Sedangkan nelayan modern berperan sebagai subordinat terhadap Negara namun berperan
sebagai superordinat terhadap nelayan tradisional.
Seperti yang dikatakan oleh Dahrendorf bahwa seseorang yang berwenang dalam
lingkungan tertentu tak harus memegang posisi otoritas dalam lingkungan lain. Nelayan
modern bertindak sebagai superordinat terhadap nelayan tradisional karena ia tidak dapat
dijatuhkan oleh nelayan tradisional. Superordinat yang seharusnya mengaturnya, yakni
negara, malah seakan-akan tidak peduli dengan kondisi tersebut padahal negara adalah
pemegang otoritas tertinggi. Bahkan disebutkan bahwa terdapat indikasi adanya perlindungan
aparat keamanan setempat terhadap pengguna mini trawl tertentu.
Asumsi Ralf tentang masyarakat ialah bahwa setiap masyarakat setiap saat tunduk pada
proses perubahan, dan pertikaian serta konflik ada dalam sistem sosial juga berbagai elemen
kemasyarakatan memberikan kontribusi bagi disintegrasi dan perubahan.

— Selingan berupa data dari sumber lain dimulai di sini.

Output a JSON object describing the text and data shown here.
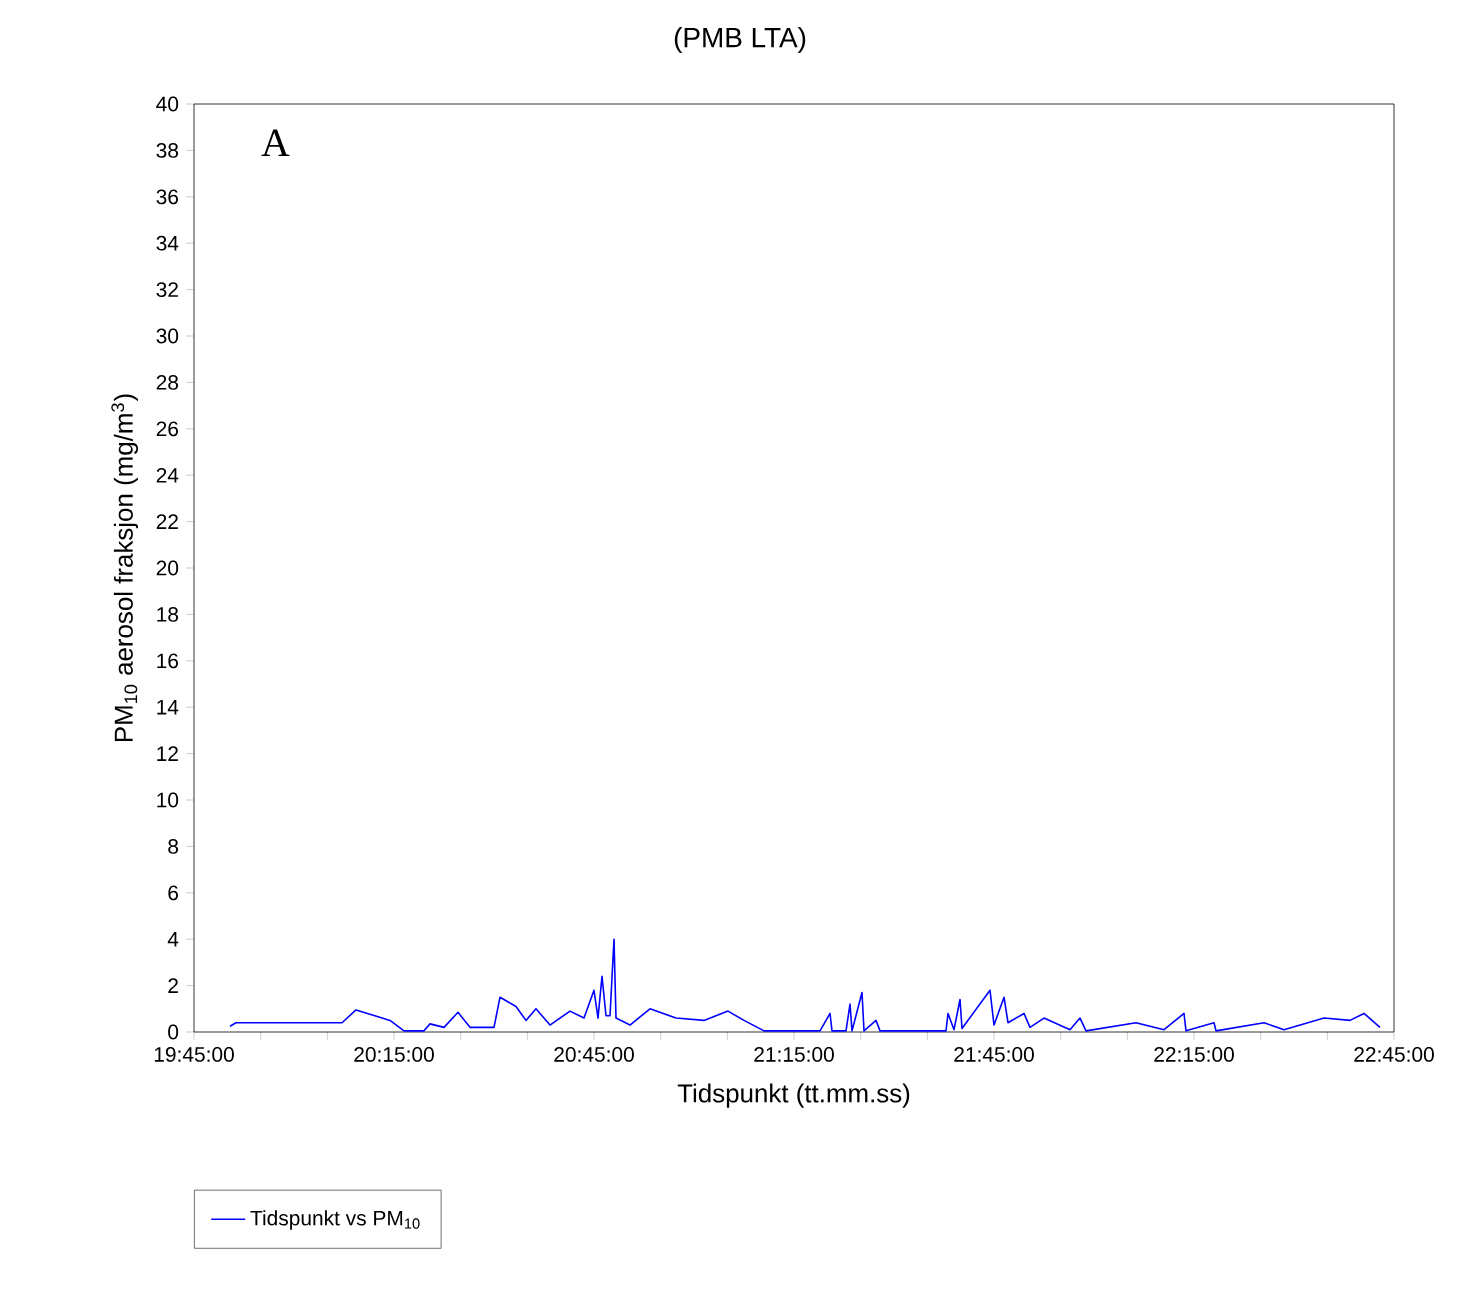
{
  "chart_data": {
    "type": "line",
    "title": "(PMB LTA)",
    "xlabel": "Tidspunkt (tt.mm.ss)",
    "ylabel": "PM$_{10}$ aerosol fraksjon (mg/m$^{3}$)",
    "annotations": [
      "A"
    ],
    "xlim": [
      19.75,
      22.75
    ],
    "xticks": [
      {
        "value": 19.75,
        "label": "19:45:00"
      },
      {
        "value": 19.9167,
        "label": null
      },
      {
        "value": 20.0833,
        "label": null
      },
      {
        "value": 20.25,
        "label": "20:15:00"
      },
      {
        "value": 20.4167,
        "label": null
      },
      {
        "value": 20.5833,
        "label": null
      },
      {
        "value": 20.75,
        "label": "20:45:00"
      },
      {
        "value": 20.9167,
        "label": null
      },
      {
        "value": 21.0833,
        "label": null
      },
      {
        "value": 21.25,
        "label": "21:15:00"
      },
      {
        "value": 21.4167,
        "label": null
      },
      {
        "value": 21.5833,
        "label": null
      },
      {
        "value": 21.75,
        "label": "21:45:00"
      },
      {
        "value": 21.9167,
        "label": null
      },
      {
        "value": 22.0833,
        "label": null
      },
      {
        "value": 22.25,
        "label": "22:15:00"
      },
      {
        "value": 22.4167,
        "label": null
      },
      {
        "value": 22.5833,
        "label": null
      },
      {
        "value": 22.75,
        "label": "22:45:00"
      }
    ],
    "ylim": [
      0,
      40
    ],
    "yticks": [
      0,
      2,
      4,
      6,
      8,
      10,
      12,
      14,
      16,
      18,
      20,
      22,
      24,
      26,
      28,
      30,
      32,
      34,
      36,
      38,
      40
    ],
    "grid": false,
    "legend": "bottom",
    "marker": "none",
    "line_style": "solid",
    "series": [
      {
        "name": "Tidspunkt vs PM$_{10}$",
        "color": "#0000ff",
        "x": [
          19.84,
          19.855,
          19.905,
          20.12,
          20.155,
          20.24,
          20.275,
          20.325,
          20.34,
          20.375,
          20.41,
          20.44,
          20.5,
          20.515,
          20.555,
          20.58,
          20.605,
          20.64,
          20.69,
          20.725,
          20.75,
          20.76,
          20.77,
          20.78,
          20.79,
          20.8,
          20.805,
          20.84,
          20.89,
          20.955,
          21.025,
          21.085,
          21.125,
          21.175,
          21.315,
          21.34,
          21.345,
          21.38,
          21.39,
          21.395,
          21.42,
          21.425,
          21.455,
          21.465,
          21.63,
          21.635,
          21.65,
          21.665,
          21.67,
          21.74,
          21.75,
          21.775,
          21.785,
          21.825,
          21.84,
          21.875,
          21.94,
          21.965,
          21.98,
          22.105,
          22.175,
          22.225,
          22.23,
          22.3,
          22.305,
          22.425,
          22.475,
          22.575,
          22.64,
          22.675,
          22.715
        ],
        "values": [
          0.25,
          0.4,
          0.4,
          0.4,
          0.95,
          0.5,
          0.05,
          0.05,
          0.35,
          0.2,
          0.85,
          0.2,
          0.2,
          1.5,
          1.1,
          0.5,
          1.0,
          0.3,
          0.9,
          0.6,
          1.8,
          0.6,
          2.4,
          0.7,
          0.7,
          4.0,
          0.6,
          0.3,
          1.0,
          0.6,
          0.5,
          0.9,
          0.5,
          0.05,
          0.05,
          0.8,
          0.05,
          0.05,
          1.2,
          0.05,
          1.7,
          0.05,
          0.5,
          0.05,
          0.05,
          0.8,
          0.1,
          1.4,
          0.15,
          1.8,
          0.3,
          1.5,
          0.4,
          0.8,
          0.2,
          0.6,
          0.1,
          0.6,
          0.05,
          0.4,
          0.1,
          0.8,
          0.05,
          0.4,
          0.05,
          0.4,
          0.1,
          0.6,
          0.5,
          0.8,
          0.2
        ]
      }
    ]
  }
}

Suatu bentuk
keteraturan dalam masyarakat berasal dari pemaksaan terhadap anggotanya oleh mereka yang
memiliki kekuasaan, sehingga ia menekankan tentang peran kekuasaan dalam
mempertahankan ketertiban dalam masyarakat.
Bagi Dahrendorf, masyarakat memiliki dua wajah, yakni konflik dan konsesus yang
dikenal dengan teori konflik dialektika. Dengan demikian diusulkan agar teori sosiologi dibagi
menjadi dua bagian yakni teori konflik dan teori konsesus. Teori konflik harus menguji
konflik kepentingan dan penggunaan kekerasan yang mengikat masyarakat sedangkan teori
konsesus harus menguji nilai integrasi dalam masyarakat. Bagi Ralf, masyarakat tidak akan
ada tanpa konsesus dan konflik. Masyarakat disatukan oleh ketidakbebasan yang dipaksakan.
Dengan demikian, posisi tertentu di dalam masyarakat mendelegasikan kekuasaan dan otoritas
terhadap posisi yang lain.
Fakta kehidupan sosial ini yang mengarahkan Dahrendorf kepada tesis sentralnya bahwa
perbedaan distribusi ‘otoritas” selalu menjadi faktor yang menentukan konflik sosial
sistematis. Hubungan Otoritas dan Konflik Sosial Ralf Dahrendorf berpendapat bahwa posisi
yang ada dalam masyarakat memiliki otoritas atau kekuasaan dengan intensitas yang berbeda-
beda. Otoritas tidak terletak dalam diri individu, tetapi dalam posisi, sehingga tidak bersifat
statis. Jadi, seseorang bisa saja berkuasa atau memiliki otoritas dalam lingkungan tertentu dan
tidak mempunyai kuasa atau otoritas tertentu pada lingkungan lainnya. Sehingga seseorang
yang berada dalam posisi subordinat dalam kelompok tertentu, mungkin saja menempati
posisi superordinat pada kelompok yang lain.